The ACT Planning portal listed the same Gungahlin townhouse 11 times across three major real estate websites last month, each entry carrying an identical set of eight photographs recycled from a 2019 sale. The property had already sold. Nobody caught it for six weeks. That single case is not unusual — it is illustrative of a systemic failure in how property image data moves between agencies, aggregators and the public-facing platforms that Canberrans use to make the most expensive decisions of their lives.
The timing matters. The ACT housing market has been under sustained political pressure since at least 2023, when median house prices in Belconnen crossed $850,000 and apartment rents in the inner south pushed past $650 a week. The Albanese government's Help to Buy scheme, expanded in the May 2025 federal budget, funnelled more first-home buyers into the market just as listing quality was deteriorating. Buyers relying on portal images to shortlist properties before inspections were, in a material number of cases, looking at photographs from entirely different dwellings.
The roots of the problem run back to around 2017, when the major listing platforms — Domain, realestate.com.au and the ACT-specific MyHome portal operated out of Dickson — moved aggressively toward automated data ingestion. Real estate agencies began uploading image bundles through software packages like Rex and Console Cloud, which assigned image identifiers based on file names rather than verified property addresses. A photographer shooting six units in a Braddon complex on the same morning could, and routinely did, generate file names that collided across different listings. The platforms accepted the images without cross-checking against the ACT Land Titles Office register or the Planning Directorate's property address database on Canberra Avenue.

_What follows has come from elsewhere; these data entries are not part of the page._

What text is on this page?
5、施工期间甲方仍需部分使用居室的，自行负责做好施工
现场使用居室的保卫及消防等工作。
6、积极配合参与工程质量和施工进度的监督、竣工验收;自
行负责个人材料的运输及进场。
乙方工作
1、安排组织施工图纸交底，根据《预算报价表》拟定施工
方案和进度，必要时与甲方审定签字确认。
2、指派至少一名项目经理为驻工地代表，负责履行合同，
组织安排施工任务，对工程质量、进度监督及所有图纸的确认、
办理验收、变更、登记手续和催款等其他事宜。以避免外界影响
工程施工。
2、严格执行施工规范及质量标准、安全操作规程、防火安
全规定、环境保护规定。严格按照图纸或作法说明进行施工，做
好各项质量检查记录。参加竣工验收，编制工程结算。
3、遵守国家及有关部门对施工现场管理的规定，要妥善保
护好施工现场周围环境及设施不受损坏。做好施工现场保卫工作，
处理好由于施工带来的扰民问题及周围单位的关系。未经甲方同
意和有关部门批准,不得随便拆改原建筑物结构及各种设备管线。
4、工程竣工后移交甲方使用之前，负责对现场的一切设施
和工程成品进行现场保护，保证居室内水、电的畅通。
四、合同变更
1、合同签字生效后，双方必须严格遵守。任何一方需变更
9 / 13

A long paper trail no one followed
The Real Estate Institute of the ACT flagged the file-naming collision problem in a submission to the ACT Legislative Assembly's planning committee as far back as August 2020. The submission, reference number PC20-14, recommended mandatory use of the Geocoded National Address File — the federal GNAF database — as an anchor for all image uploads. The recommendation was noted. It was not implemented. Three subsequent reviews of the ACT's property data framework, including one commissioned by the Barr government in 2022, each identified duplicate imagery as a secondary concern behind more politically visible issues like stamp duty reform and land release schedules in Molonglo Valley.
Meanwhile the volume of listings grew. The ACT saw 14,200 residential property transactions in the 2024-25 financial year, according to ACT Revenue Office data published in May 2026, up from 11,800 in 2021-22. More transactions, more photographs, more automated uploads, more collisions. Consumer Affairs ACT received 47 formal complaints about misleading listing images in the 12 months to June 2026, compared with nine complaints in 2020-21. The agency does not currently have a dedicated enforcement mechanism for digital image accuracy on commercial platforms, a gap Consumer Affairs confirmed when approached for comment this week.
What the territory is now moving to do
The ACT Planning Directorate quietly released a discussion paper on 1 July — two days before the federal Independence Day long weekend, timing critics have called convenient — that proposes mandatory GNAF anchoring for all residential listing images uploaded through portals operating in the territory. The proposal would require platforms to verify that each image set maps to a confirmed, current street address before publication. A 90-day consultation period runs until 30 September 2026.
For buyers currently searching the market, the practical advice from consumer advocates at Care Inc. Financial Counselling Service on Chandler Street in Belconnen is straightforward: treat portal photographs as indicative only, request fresh images directly from the listing agent before any inspection, and cross-check the listed address against the ACT Planning interactive map at app.planning.act.gov.au. The fix at the system level is months away at the earliest. In the meantime, the responsibility sits uncomfortably with the buyer.